The stock of Adani Power is down 7 per cent today. This came about after the power producer widened its consolidated net loss to ₹816 crore for the year-ended March 2015, up from ₹291 crore in the year-ago period.
This was despite the company making a profit of ₹548 crore on sale of its transmission business in the March quarter after it divested its stake in Adani Transmission (India) to Adani Transmission, a subsidiary of Adani Enterprises. The sale was preceded by a restructuring of the Adani Group’s businesses, which span power generation, transmission, ports and mining.
That apart, the significantly leveraged Adani Power has seen its consolidated debt-to-equity ratio worsen further to 7 times as on March 2015, from 6 times as on March 2014.

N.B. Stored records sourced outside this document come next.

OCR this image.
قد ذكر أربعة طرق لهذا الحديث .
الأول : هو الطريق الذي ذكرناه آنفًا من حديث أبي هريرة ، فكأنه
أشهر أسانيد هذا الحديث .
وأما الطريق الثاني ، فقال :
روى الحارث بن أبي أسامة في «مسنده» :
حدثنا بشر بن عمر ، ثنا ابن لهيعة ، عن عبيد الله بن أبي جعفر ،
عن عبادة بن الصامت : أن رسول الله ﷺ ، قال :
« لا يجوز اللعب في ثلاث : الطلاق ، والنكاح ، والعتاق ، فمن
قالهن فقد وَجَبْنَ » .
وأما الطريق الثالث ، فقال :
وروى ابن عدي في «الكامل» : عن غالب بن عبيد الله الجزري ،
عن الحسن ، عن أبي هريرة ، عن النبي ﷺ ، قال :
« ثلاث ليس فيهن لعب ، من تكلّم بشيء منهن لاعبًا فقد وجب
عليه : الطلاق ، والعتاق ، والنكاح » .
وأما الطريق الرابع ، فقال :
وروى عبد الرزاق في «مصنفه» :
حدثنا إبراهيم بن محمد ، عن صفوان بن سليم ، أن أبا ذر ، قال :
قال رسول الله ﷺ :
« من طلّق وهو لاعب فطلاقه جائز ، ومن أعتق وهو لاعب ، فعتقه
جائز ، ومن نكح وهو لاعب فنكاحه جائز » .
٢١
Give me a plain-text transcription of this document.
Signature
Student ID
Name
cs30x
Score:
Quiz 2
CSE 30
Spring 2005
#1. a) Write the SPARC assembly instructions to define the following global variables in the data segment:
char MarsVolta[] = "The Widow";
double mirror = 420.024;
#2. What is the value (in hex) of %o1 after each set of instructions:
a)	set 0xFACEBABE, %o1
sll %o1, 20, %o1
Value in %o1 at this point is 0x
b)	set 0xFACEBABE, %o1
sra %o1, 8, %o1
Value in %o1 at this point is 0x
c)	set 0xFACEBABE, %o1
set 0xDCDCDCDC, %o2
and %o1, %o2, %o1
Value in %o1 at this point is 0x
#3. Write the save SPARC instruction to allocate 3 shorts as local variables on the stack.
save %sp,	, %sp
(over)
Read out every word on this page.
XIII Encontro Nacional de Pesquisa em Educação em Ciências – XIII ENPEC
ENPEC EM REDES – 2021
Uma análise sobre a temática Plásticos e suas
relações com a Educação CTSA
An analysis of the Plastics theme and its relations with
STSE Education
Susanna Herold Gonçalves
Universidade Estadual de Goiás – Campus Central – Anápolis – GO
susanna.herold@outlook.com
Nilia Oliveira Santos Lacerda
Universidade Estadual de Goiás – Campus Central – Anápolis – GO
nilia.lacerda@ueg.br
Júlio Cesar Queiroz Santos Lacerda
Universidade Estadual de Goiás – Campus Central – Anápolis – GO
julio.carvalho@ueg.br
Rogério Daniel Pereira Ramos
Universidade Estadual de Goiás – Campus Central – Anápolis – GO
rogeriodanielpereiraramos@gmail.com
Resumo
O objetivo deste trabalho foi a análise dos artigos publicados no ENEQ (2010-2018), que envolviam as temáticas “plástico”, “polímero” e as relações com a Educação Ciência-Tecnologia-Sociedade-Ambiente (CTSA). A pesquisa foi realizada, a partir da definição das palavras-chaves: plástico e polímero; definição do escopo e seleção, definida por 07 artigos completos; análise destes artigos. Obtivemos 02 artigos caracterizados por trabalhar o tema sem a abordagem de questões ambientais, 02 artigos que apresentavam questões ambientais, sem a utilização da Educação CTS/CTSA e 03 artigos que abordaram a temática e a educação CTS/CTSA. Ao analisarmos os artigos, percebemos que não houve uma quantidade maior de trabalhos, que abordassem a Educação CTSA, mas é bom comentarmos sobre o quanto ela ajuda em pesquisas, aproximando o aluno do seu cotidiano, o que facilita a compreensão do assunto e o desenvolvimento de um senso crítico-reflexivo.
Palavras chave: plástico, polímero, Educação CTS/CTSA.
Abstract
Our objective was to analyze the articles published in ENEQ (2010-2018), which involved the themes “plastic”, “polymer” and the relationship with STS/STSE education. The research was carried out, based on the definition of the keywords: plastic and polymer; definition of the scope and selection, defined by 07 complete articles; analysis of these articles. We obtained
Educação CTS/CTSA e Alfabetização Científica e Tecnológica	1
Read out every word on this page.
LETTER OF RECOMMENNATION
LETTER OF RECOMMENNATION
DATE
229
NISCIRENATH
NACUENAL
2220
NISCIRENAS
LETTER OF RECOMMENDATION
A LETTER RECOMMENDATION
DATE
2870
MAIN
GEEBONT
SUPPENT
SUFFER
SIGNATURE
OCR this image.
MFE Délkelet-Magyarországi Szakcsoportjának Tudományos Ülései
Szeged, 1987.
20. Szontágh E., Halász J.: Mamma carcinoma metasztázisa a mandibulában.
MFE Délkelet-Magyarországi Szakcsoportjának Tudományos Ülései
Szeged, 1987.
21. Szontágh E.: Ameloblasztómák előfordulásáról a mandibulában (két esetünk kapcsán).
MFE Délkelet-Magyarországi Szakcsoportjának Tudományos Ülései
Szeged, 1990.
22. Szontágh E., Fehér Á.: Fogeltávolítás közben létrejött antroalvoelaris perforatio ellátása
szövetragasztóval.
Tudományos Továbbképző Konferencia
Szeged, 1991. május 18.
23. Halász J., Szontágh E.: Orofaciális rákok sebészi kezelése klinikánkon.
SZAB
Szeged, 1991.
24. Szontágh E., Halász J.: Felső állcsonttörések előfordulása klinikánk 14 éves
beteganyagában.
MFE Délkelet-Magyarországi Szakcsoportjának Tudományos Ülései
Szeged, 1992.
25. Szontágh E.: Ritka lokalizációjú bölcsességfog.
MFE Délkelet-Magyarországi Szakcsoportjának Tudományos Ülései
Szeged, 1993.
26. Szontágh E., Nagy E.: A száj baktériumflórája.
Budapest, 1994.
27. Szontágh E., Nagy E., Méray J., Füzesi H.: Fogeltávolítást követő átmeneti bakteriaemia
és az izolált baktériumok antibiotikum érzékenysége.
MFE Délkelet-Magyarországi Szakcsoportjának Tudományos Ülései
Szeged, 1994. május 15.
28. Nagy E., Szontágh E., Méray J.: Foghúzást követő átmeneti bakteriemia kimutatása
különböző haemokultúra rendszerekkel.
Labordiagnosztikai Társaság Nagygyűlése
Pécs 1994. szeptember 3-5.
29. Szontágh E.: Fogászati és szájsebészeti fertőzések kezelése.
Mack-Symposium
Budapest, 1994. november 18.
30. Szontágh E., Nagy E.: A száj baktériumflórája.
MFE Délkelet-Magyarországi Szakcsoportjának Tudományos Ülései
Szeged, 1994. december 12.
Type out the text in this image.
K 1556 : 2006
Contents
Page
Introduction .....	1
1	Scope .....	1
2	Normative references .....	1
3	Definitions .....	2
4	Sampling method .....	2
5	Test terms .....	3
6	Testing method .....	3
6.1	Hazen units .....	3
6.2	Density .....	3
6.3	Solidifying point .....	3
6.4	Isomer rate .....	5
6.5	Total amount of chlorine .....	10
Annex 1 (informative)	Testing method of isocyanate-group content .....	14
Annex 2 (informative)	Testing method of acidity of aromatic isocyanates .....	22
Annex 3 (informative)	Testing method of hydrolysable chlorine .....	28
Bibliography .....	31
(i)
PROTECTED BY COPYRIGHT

Adani Power, which operates a power generation capacity of 10,440 MW, has in fact been incurring losses at the net level over the last four financial years. Helped by an increase in power generation capacity, the company has been growing revenue (inclusive of the compensatory tariff amounts) over the last few years. But, rising fuel expenses and finance costs have eaten into its profit.
About 44 per cent of the company’s generation capacity is accounted for by the 4,620 MW Mundra plant, which is fed by imported coal. The company petitioned for higher tariffs after its imported coal costs increased subsequent to a change in Indonesian laws in 2011. The company was awarded a compensatory tariff by the Central Electricity Regulatory Commission but the decision was appealed against by the affected state distribution utilities. While the company has been recognising revenues based on higher tariffs since 2013-14 (apart from the lumpsum compensation for the period until March 2013), the matter is far from settled.